When the weights for the Cambridgeshire had been announced, it was found that Silver Star, the property of a well-known nobleman, had been treated most leniently by the handicappers. The mare at once became a raging-hot favourite, and Mostyn spared no expense in his endeavours to purchase her. The noble owner was by no means inclined to sell, but, finally—and here again Mostyn had to thank Sir Roderick for his good offices—the deal was carried through, though it made a terrible inroad into Mostyn's diminishing capital.
But the day before the race, just when she was about to be transferred from Treves's stables to Newmarket, Silver Star was found to be ailing. There were suspicious circumstances about the case, too, for the horse's illness was so very sudden and unexpected, also it appeared difficult to diagnose the actual cause of the trouble. On the other hand, it was impossible to throw suspicion upon anyone. Had Jack Treves been at home, Mostyn might have felt interested in his movements at that time, but Jack had been sent away by his father to purchase horses in another part of the country, and so, as far as Silver Star was concerned, he seemed beyond suspicion.
It was due to the discretion of old Treves himself that Jack had been sent away. The trainer had learnt of the assault upon Mostyn, and had immediately taken vigorous and characteristic action. He had not spared his son, but had rebuked him in round and unmeasured terms, both for his treatment of Rada—having regard to his philandering with Daisy Simpson—and for his utter folly in risking the making of bad blood between his father and his father's best client.
Old Mr. Treves had every wish to see the engagement between Jack and Rada a settled thing; having made money himself, he was now anxious that his son should raise himself in the social scale. But, from his point of view, Jack was busily engaged in spoiling his best chances.
"Mark my words," he said, "you will lose the girl altogether if ye don't treat her as a real lady—which she is.
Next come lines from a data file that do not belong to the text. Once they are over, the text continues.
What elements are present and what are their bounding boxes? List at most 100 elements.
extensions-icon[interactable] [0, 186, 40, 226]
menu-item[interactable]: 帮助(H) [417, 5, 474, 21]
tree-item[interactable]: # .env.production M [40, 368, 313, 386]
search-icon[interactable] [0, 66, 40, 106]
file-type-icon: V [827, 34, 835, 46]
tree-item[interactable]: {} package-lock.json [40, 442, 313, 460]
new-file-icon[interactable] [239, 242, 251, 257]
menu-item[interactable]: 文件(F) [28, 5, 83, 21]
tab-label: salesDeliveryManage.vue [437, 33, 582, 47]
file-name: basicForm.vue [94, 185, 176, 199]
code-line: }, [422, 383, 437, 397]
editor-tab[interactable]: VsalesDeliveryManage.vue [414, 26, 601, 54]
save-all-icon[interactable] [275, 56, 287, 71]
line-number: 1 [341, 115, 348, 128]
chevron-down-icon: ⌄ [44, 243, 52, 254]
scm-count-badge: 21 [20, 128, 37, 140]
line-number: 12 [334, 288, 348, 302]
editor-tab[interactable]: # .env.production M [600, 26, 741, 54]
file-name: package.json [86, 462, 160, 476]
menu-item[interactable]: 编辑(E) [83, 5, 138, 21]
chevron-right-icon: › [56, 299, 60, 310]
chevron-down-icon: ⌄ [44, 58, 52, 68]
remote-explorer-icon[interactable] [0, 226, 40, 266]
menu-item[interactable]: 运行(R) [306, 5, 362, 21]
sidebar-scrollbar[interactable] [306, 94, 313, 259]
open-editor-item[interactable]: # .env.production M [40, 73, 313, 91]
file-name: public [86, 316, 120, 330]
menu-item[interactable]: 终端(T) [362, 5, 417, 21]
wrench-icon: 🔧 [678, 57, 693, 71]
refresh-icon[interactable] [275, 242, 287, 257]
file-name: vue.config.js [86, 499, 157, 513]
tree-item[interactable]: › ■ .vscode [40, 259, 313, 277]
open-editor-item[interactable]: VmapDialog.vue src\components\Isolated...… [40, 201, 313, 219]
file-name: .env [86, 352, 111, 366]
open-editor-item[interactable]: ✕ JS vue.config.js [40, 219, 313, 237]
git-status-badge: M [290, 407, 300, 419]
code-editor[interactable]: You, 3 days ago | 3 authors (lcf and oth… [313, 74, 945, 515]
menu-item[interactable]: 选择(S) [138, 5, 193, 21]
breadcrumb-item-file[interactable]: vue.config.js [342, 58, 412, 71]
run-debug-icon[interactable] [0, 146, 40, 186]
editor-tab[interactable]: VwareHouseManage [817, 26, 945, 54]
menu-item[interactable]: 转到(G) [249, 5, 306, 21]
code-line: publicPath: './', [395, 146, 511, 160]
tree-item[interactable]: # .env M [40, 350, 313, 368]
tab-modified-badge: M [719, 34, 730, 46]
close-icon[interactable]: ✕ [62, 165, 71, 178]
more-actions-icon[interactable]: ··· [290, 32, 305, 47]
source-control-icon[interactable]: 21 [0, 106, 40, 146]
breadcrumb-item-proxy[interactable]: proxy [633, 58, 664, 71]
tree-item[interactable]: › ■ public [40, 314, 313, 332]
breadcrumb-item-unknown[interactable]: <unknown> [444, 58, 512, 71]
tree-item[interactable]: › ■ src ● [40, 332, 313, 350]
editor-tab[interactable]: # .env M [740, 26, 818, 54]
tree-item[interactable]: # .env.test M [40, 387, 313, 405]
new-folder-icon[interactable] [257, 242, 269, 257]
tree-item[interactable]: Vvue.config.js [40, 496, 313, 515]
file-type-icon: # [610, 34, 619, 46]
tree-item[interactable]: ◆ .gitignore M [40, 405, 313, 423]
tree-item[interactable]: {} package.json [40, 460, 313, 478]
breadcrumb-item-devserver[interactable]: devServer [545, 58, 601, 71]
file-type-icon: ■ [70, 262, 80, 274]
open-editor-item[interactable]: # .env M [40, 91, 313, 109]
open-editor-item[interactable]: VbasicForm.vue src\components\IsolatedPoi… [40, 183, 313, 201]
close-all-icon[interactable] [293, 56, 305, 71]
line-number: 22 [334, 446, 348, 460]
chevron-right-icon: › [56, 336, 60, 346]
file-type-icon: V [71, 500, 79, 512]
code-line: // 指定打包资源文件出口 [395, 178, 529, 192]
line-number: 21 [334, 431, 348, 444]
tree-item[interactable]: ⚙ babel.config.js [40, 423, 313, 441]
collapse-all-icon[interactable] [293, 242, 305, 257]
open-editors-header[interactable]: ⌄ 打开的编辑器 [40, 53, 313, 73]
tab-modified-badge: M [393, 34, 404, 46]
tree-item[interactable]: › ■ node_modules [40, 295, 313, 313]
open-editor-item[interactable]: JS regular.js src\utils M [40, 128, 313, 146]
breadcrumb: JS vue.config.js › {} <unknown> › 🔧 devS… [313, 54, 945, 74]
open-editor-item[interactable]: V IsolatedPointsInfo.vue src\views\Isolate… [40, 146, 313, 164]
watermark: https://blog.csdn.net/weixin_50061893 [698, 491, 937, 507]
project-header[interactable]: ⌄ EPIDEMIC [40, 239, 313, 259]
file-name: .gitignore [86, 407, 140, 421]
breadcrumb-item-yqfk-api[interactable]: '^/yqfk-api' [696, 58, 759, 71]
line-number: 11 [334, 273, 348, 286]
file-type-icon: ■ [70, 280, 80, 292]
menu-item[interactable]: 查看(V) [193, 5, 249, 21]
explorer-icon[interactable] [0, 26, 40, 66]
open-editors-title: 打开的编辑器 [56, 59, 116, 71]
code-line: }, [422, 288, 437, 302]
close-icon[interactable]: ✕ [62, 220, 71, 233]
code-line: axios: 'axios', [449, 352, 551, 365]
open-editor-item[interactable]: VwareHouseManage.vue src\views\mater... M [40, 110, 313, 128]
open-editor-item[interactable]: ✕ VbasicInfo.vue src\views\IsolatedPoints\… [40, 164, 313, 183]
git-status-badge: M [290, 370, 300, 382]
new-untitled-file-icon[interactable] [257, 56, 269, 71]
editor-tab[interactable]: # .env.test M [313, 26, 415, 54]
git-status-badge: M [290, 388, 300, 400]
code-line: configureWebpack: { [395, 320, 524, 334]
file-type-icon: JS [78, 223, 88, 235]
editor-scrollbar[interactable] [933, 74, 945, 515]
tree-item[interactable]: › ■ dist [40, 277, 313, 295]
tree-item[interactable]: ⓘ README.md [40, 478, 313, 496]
Daisy Simpson, indeed!"—the old man sniffed indignantly—"carrying on with a drab like that! Why, you are just askin' to get the chuck, that's what you're doin'—askin' for it." Here his indignation almost overpowered him. "It's a good thing you caught it from Mr. Clithero," he went on, "an' wot you got served you right. If you hadn't been punished already, I've a mind to hide you myself—yes, to take the stick to you, as I did when you was a lad—what's more, I could do it, too!"